= 3-6-3 Rule =

Principle of United States retail banking industry from the 1950s to 1970s

The term 3-6-3 Rule describes how the United States retail banking industry operated from the 1950s to the 1980s. The name 3-6-3 refers to the impression that bankers had a stable, comfortable existence by paying 3 percent interest on deposits, lending money out at 6 percent, and being able to "tee off at the golf course by 3 p.m."

The implication was that the banks were less competitive during that period than in subsequent years due to tight regulations that limited the formation and location of banks as well as restrictions on interest rates that could be charged or paid.

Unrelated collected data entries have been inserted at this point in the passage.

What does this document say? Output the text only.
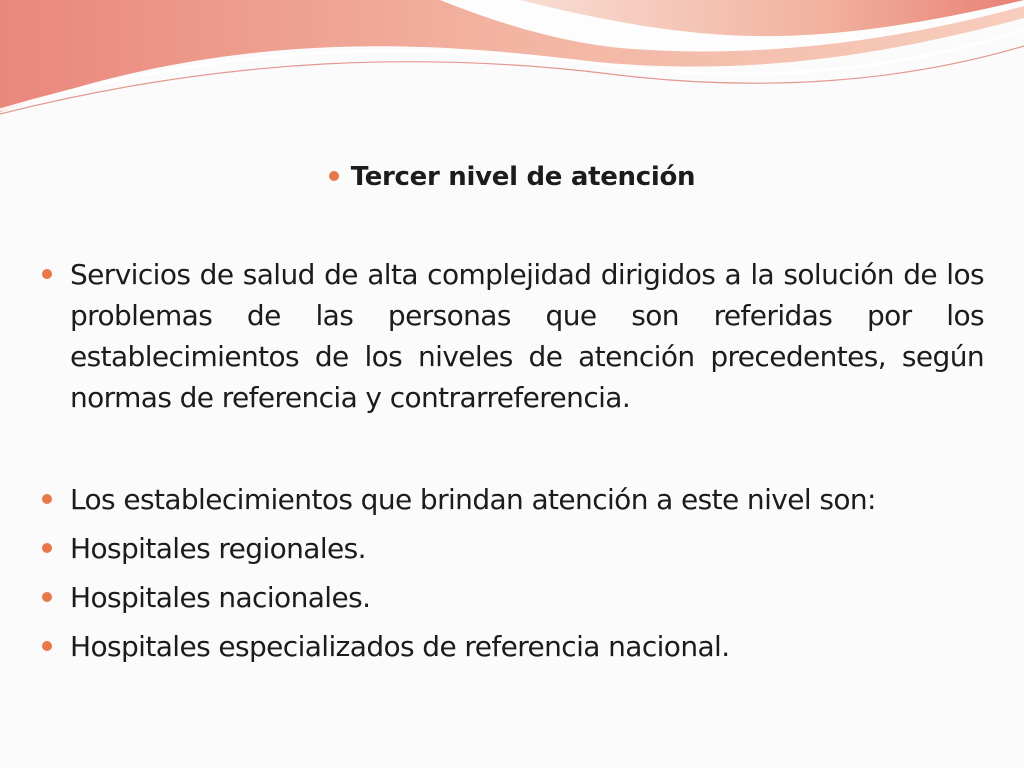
Tercer nivel de atención
Servicios de salud de alta complejidad dirigidos a la solución de los problemas de las personas que son referidas por los establecimientos de los niveles de atención precedentes, según normas de referencia y contrarreferencia.
Los establecimientos que brindan atención a este nivel son:
Hospitales regionales.
Hospitales nacionales.
Hospitales especializados de referencia nacional.
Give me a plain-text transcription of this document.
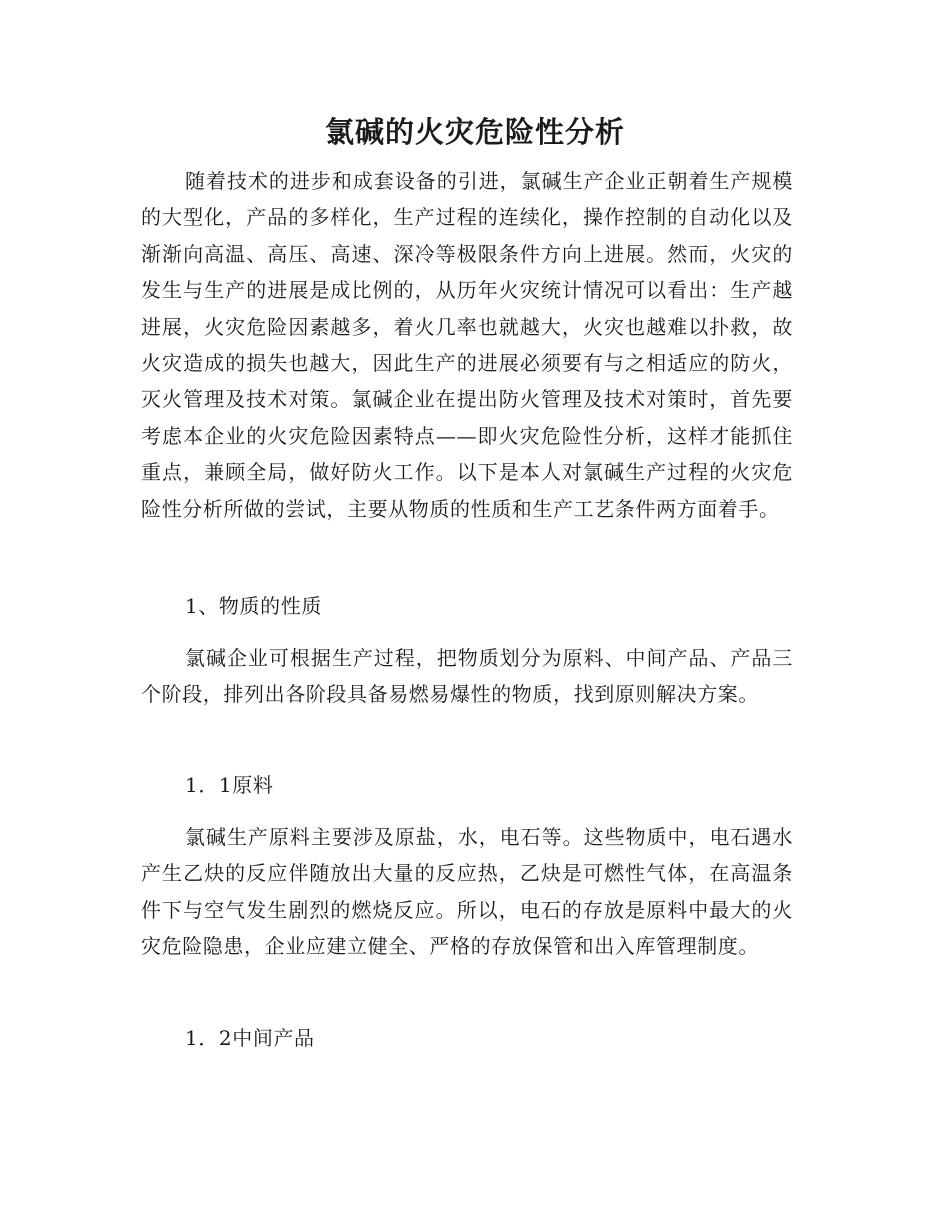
氯碱的火灾危险性分析

随着技术的进步和成套设备的引进，氯碱生产企业正朝着生产规模的大型化，产品的多样化，生产过程的连续化，操作控制的自动化以及渐渐向高温、高压、高速、深冷等极限条件方向上进展。然而，火灾的发生与生产的进展是成比例的，从历年火灾统计情况可以看出：生产越进展，火灾危险因素越多，着火几率也就越大，火灾也越难以扑救，故火灾造成的损失也越大，因此生产的进展必须要有与之相适应的防火，灭火管理及技术对策。氯碱企业在提出防火管理及技术对策时，首先要考虑本企业的火灾危险因素特点——即火灾危险性分析，这样才能抓住重点，兼顾全局，做好防火工作。以下是本人对氯碱生产过程的火灾危险性分析所做的尝试，主要从物质的性质和生产工艺条件两方面着手。

1、物质的性质

氯碱企业可根据生产过程，把物质划分为原料、中间产品、产品三个阶段，排列出各阶段具备易燃易爆性的物质，找到原则解决方案。

1．1原料

氯碱生产原料主要涉及原盐，水，电石等。这些物质中，电石遇水产生乙炔的反应伴随放出大量的反应热，乙炔是可燃性气体，在高温条件下与空气发生剧烈的燃烧反应。所以，电石的存放是原料中最大的火灾危险隐患，企业应建立健全、严格的存放保管和出入库管理制度。

1．2中间产品
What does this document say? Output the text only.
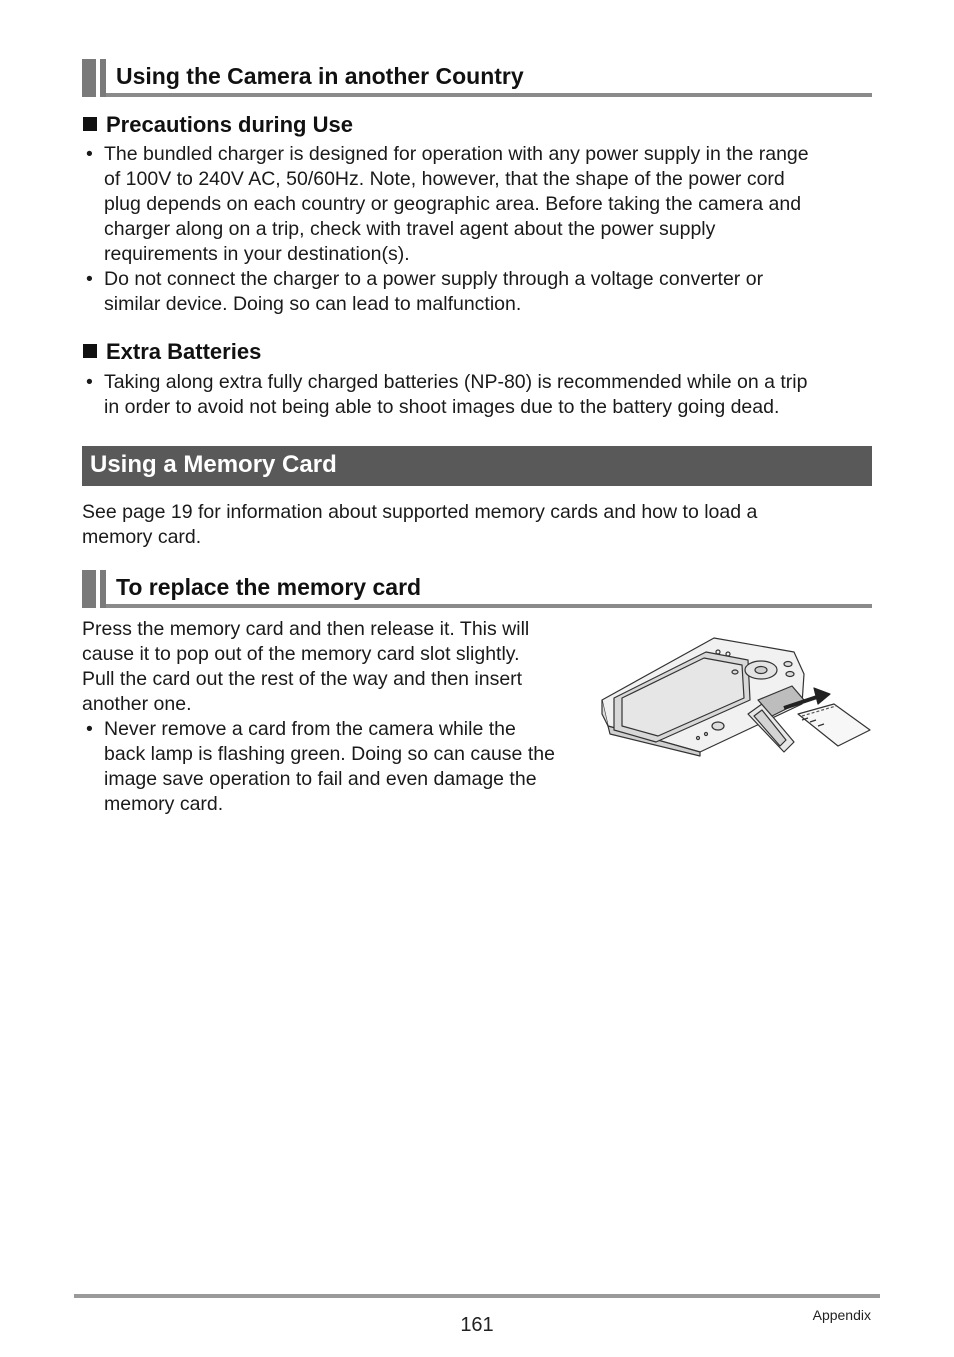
Using the Camera in another Country
Precautions during Use
• The bundled charger is designed for operation with any power supply in the range
of 100V to 240V AC, 50/60Hz. Note, however, that the shape of the power cord
plug depends on each country or geographic area. Before taking the camera and
charger along on a trip, check with travel agent about the power supply
requirements in your destination(s).
• Do not connect the charger to a power supply through a voltage converter or
similar device. Doing so can lead to malfunction.
Extra Batteries
• Taking along extra fully charged batteries (NP-80) is recommended while on a trip
in order to avoid not being able to shoot images due to the battery going dead.
Using a Memory Card
See page 19 for information about supported memory cards and how to load a
memory card.
To replace the memory card
Press the memory card and then release it. This will
cause it to pop out of the memory card slot slightly.
Pull the card out the rest of the way and then insert
another one.
• Never remove a card from the camera while the
back lamp is flashing green. Doing so can cause the
image save operation to fail and even damage the
memory card.
161	Appendix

As a result, bankers had "power and prestige ... while profits were steady and certain". These regulations were loosened in the 1980s.

Richmond Federal Reserve senior economist John R. Walter argues that, although there is evidence that restrictions on banks before the 1980s did limit the competitiveness of banking markets and thereby granted some banks monopoly power, "the regulatory restrictions probably had a limited effect on competition" during the time in question. Chicago Federal Reserve researchers Robert DeYoung and Tara Rice argue that, "Like most good jokes, the 3-6-3 rule mixes a grain of truth with a highly simplified view of reality."

The rule has been noted positively following the 2008 financial crisis as a preferable way for banks to operate following the bailout of major banks.

Australia's banking system, which was deregulated in the 1990s in a manner similar to that in the U.S., also came to be characterized in the same way as did the United Kingdom's.